Notion of a ‘copy’ under the Rental and Lending Rights Directive
Whereas the right of phonogram producers to prevent reproductions is contained in the InfoSoc Directive, their right to ‘make available to the public, by sale or otherwise’ in relation to their phonograms and copies thereof is provided by Article 9(1)(b) Rental and Lending Rights Directive. Whether a phonogram containing a sample of another phonogram constitutes a copy of the latter was the subject of the second question.
The Court relied on the legislative context to find that a phonogram which contains samples taken from another phonogram does not constitute a ‘copy’ within the meaning of Article 9(1)(b). Pursuant to Recitals 2 and 5 of the Rental and Lending Rights Directive, the purpose of the right of distribution granted to phonogram producers is to recoup their investments and to fight piracy. The right should be used to prevent the marketing of copies that can decrease the income generated from phonograms placed on the market with the authorization of the rightholder; in other words, which can substitute legal copies.

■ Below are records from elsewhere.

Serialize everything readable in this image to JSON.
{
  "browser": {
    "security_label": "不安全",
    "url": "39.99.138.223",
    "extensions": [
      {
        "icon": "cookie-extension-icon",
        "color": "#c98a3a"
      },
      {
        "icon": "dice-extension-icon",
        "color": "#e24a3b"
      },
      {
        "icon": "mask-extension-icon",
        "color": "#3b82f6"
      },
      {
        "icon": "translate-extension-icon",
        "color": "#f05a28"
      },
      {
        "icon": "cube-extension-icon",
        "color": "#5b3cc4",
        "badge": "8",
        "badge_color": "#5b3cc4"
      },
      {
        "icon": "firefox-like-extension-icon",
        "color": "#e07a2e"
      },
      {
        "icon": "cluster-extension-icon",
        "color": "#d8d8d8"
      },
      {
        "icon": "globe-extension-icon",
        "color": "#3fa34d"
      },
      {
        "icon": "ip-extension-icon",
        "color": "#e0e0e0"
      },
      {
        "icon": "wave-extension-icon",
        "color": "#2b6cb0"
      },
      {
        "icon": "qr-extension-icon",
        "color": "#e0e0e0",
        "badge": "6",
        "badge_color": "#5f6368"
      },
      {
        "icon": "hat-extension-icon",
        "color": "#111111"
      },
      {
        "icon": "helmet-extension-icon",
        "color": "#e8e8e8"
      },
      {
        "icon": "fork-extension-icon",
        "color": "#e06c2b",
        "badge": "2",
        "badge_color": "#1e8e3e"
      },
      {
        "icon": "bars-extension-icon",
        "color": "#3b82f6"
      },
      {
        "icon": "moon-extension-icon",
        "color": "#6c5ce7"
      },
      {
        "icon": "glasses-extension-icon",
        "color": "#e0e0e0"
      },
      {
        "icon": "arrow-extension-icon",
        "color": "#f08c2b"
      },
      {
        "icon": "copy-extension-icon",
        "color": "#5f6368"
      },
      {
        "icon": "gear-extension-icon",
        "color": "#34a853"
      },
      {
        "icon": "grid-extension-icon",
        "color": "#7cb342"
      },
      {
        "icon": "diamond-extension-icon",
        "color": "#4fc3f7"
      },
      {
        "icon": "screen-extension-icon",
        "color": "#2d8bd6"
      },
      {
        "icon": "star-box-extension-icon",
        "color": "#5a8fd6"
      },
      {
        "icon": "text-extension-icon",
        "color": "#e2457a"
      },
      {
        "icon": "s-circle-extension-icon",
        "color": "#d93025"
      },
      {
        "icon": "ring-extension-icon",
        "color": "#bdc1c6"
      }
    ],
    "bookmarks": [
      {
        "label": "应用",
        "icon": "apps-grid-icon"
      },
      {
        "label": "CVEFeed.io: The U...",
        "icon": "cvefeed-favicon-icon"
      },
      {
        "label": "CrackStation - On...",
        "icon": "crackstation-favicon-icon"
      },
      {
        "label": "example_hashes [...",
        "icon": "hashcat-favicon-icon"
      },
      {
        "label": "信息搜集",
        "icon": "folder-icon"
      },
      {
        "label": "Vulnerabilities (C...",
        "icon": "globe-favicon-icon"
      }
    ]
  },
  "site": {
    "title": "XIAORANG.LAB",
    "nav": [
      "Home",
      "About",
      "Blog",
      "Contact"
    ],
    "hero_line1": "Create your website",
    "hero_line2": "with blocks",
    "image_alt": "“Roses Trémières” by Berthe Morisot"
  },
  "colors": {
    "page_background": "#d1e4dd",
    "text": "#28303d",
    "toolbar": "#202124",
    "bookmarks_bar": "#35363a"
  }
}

With reference to the AG’s Opinion, the Court stated that only phonograms which reproduce the entirety, or a substantial part of an original phonogram constitute ‘copies’ within the meaning of the provision. This finding is also supported by the relevant international instruments, such as the 1971 Geneva Convention. Accordingly, phonograms that only reproduce short extracts, and which cannot be considered substitutes for an original phonogram, are considered ‘copies’ of said phonograms.